The child on the stoop with him wears ethereal,
golden Spanish Moss for hair, and wastes no time
telling me the latest characteristic he has been taught
about himself: “I am this many,” he says, grinning
through his thumb, middle and pointer fingers.
(I remember someone telling me once that the dexterity
of children his age lends itself more readily to this display,
rather than one in which the thumb is held down.)


I refuse a bottle of water, and hand the man
his fifty-five dollars. He invites me in the blue
row house, apartment no.3. I say ‘no.’
He brings me cool, not cold, water apologetically.




The draft...

“Early-1970’s Raleigh one-speed cruiser”


the exact color of my dad’s 1989 Ford Explorer,
springs hanging like twin beehives under the wide seat,
the old frame, the added lights, original paint,
the crest bearing a burnt orange “R” that becomes a crowned peacock,
the year that the color burnt orange was popular,
the name of the town where my first love was born
printed neatly down the front.


the handlebars spread over with rust
in the shape of raindrops fallen
on the fan district of Richmond last winter,
the fact that the rust on the bars looks dappled in the same way
as the tea-colored and blue river water down the street.

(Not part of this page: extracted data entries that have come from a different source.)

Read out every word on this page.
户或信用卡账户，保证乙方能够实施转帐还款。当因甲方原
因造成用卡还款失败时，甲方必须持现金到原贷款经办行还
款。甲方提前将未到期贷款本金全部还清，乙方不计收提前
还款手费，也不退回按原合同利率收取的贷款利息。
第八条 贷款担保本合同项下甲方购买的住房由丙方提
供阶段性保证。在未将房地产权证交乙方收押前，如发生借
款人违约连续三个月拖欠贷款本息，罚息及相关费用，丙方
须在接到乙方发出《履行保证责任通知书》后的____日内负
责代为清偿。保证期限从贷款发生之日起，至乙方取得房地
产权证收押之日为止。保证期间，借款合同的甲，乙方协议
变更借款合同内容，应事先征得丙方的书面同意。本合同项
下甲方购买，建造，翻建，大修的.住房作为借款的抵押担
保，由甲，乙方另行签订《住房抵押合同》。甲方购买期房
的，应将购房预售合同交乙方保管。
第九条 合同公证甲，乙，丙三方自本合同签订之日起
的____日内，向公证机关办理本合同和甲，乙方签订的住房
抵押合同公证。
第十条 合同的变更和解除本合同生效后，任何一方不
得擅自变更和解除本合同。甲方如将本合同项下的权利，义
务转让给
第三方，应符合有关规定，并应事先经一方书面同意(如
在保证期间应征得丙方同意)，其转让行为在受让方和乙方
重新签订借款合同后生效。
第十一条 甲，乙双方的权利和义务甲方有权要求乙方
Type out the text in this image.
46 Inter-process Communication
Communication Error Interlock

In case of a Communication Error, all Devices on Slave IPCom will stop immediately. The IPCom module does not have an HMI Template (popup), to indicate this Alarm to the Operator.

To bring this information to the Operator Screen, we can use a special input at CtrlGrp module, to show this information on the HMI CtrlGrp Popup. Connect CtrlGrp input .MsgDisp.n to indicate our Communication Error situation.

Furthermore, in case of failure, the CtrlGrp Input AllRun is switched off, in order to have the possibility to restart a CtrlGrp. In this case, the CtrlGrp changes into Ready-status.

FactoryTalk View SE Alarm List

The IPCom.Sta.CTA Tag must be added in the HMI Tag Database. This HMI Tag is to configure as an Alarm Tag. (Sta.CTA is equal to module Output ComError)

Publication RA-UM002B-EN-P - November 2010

the place where a bolt and a kickstand once were,
below it, the numbered inspection sticker looking more
like a thoughtless lower-back tattoo than an ‘amen’ at the end
spokes crossed like skinny, silver arms on a body that’s bored of standing up
air pressure valves that rest unevenly—the front tire’s
on twelve o’clock, the back tire’s at roughly half-ten.


the breadth of handlebars and lilt of frame that make
the glimmering sun suddenly seem to be playing
down the back of a dryad or a sea maiden
rather than on these pipes of aluminum and chrome paint,


then, a bewitching thought,
to write a name and number,
and tuck the half-sheet of notebook paper
in the crack of the door at the stoop’s summit:
“to whom it may concern:
if you want to sell the bike, please call me back.”